First, we convert the image to RGB and process it with the prompt using pretrained_processor, ensuring compatibility with the model.

Next, we generate predictions using pretrained_model.generate, limiting the response to 100 tokens.

We decode the output into a human-readable format using pretrained_processor.decode, excluding special tokens.

Then, we extract bounding box coordinates and labels using the parse_multiple_locations() function defined above.

If objects are detected, we use draw_multiple_bounding_boxes() to overlay bounding boxes and labels on the image.

We format the extracted labels and bounding box coordinates for easy readability.

Finally, we return the annotated image, and extracted bounding boxes and labels for further analysis.

If no bounding boxes are detected, we return a message saying No bounding boxes detected.

If an error occurs, we handle it gracefully, ensuring the function returns a consistent output format.

Example 1

Let’s see the first inference output with the pre-trained PaliGemma 2 model.

Display Test Image and Label

# Get the first example from the test dataset
test_example = brain_tumor_od_paligemma_ds["test"][0]

# Extract the image and objects
test_image = test_example["image"]
categories_idx = test_example["objects"]["label"]  # List of label indices
label_names = ['no', 'yes']  # Example label names

# Display the image
display(test_image)

# Display the category names for each object in the image
for idx in categories_idx:
   label_name = label_names[int(idx)]  # Map the index to the label name
   print(f"Label: {label_name}")

Previously, we have displayed the train image and label.
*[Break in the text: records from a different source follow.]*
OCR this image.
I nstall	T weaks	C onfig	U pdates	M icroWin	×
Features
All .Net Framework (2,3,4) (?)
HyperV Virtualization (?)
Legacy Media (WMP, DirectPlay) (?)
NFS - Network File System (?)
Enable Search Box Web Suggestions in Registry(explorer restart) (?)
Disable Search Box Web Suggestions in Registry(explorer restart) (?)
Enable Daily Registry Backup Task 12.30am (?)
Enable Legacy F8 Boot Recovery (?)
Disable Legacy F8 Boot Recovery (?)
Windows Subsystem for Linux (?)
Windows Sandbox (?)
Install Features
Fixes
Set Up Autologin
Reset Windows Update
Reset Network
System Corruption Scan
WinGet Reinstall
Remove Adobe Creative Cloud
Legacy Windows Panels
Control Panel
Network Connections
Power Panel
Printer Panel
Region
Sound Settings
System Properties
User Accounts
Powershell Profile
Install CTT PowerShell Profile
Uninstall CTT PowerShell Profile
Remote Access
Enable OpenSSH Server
Now, we display the test image and label similarly.

In Figure 8, we can see the test image and the label indicating there is no brain tumor.
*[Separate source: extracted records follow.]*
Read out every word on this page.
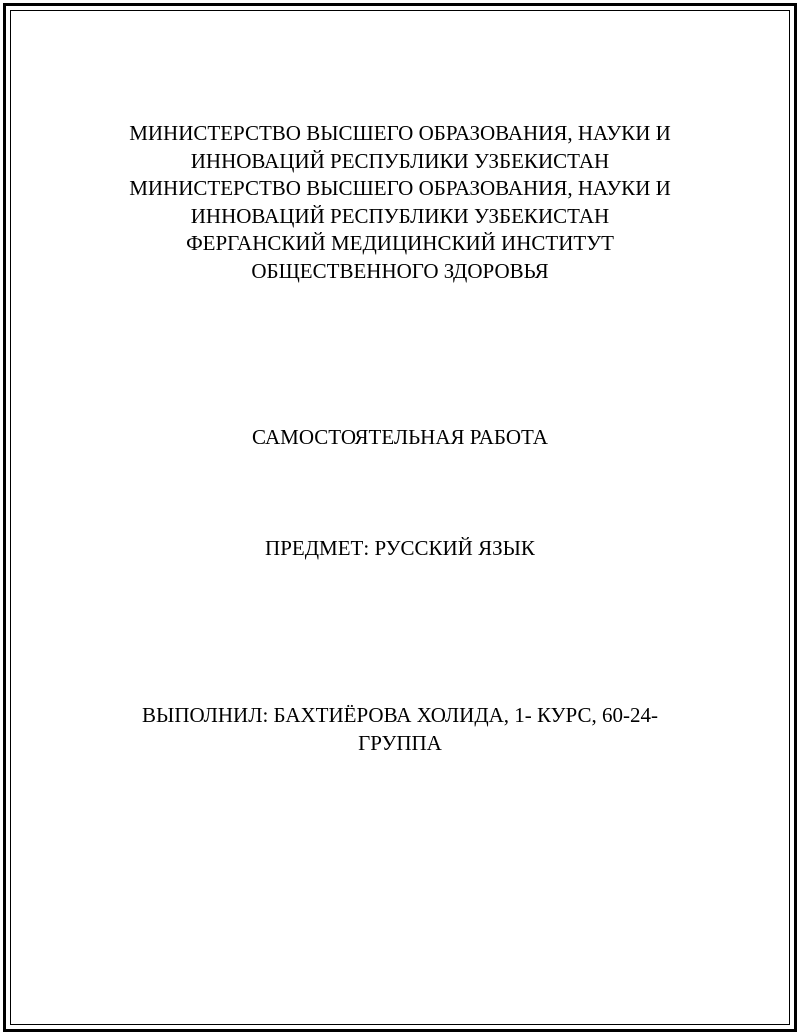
МИНИСТЕРСТВО ВЫСШЕГО ОБРАЗОВАНИЯ, НАУКИ И
ИННОВАЦИЙ РЕСПУБЛИКИ УЗБЕКИСТАН
МИНИСТЕРСТВО ВЫСШЕГО ОБРАЗОВАНИЯ, НАУКИ И
ИННОВАЦИЙ РЕСПУБЛИКИ УЗБЕКИСТАН
ФЕРГАНСКИЙ МЕДИЦИНСКИЙ ИНСТИТУТ
ОБЩЕСТВЕННОГО ЗДОРОВЬЯ
САМОСТОЯТЕЛЬНАЯ РАБОТА
ПРЕДМЕТ: РУССКИЙ ЯЗЫК
ВЫПОЛНИЛ: БАХТИЁРОВА ХОЛИДА, 1- КУРС, 60-24-
ГРУППА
Figure 8: A sample test image and label (source: image from the code)

Ground Truth

Before evaluating the pre-trained model, we first examine the ground truth bounding boxes and labels from the dataset. This helps us visually verify the dataset annotations and compare them later with the model’s predictions.

test_coords_and_labels = brain_tumor_od_paligemma_ds["test"][0]["paligemma_labels"]
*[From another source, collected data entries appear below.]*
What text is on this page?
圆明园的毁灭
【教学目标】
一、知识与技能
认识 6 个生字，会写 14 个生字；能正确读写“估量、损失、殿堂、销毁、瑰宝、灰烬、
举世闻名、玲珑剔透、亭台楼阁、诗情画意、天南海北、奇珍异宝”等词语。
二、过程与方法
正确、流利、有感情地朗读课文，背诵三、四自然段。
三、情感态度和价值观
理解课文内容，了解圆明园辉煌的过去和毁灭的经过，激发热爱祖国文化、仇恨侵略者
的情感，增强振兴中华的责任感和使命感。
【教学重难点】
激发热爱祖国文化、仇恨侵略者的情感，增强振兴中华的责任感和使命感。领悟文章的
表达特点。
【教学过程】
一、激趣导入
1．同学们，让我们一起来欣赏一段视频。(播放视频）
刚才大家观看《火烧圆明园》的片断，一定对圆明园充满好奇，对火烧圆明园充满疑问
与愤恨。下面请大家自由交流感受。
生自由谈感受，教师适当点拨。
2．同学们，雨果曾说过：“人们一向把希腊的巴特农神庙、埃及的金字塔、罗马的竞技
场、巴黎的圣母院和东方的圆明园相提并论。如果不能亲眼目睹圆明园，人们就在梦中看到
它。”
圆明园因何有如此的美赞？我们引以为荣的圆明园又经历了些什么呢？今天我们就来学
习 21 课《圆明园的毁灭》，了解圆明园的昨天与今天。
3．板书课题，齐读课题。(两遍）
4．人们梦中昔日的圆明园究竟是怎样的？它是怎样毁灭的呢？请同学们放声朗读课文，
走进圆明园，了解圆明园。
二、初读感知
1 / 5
First, we extract the ground truth paligemma_labels from the test dataset.

coords_and_labels = parse_multiple_locations(test_coords_and_labels)
coords_and_labels

Next, we parse these labels to retrieve the bounding box coordinates and their corresponding class labels.

To ensure that the extracted information is correct, we print coords_and_labels. This should return a list of bounding box coordinates along with their label, as shown in Figure 9.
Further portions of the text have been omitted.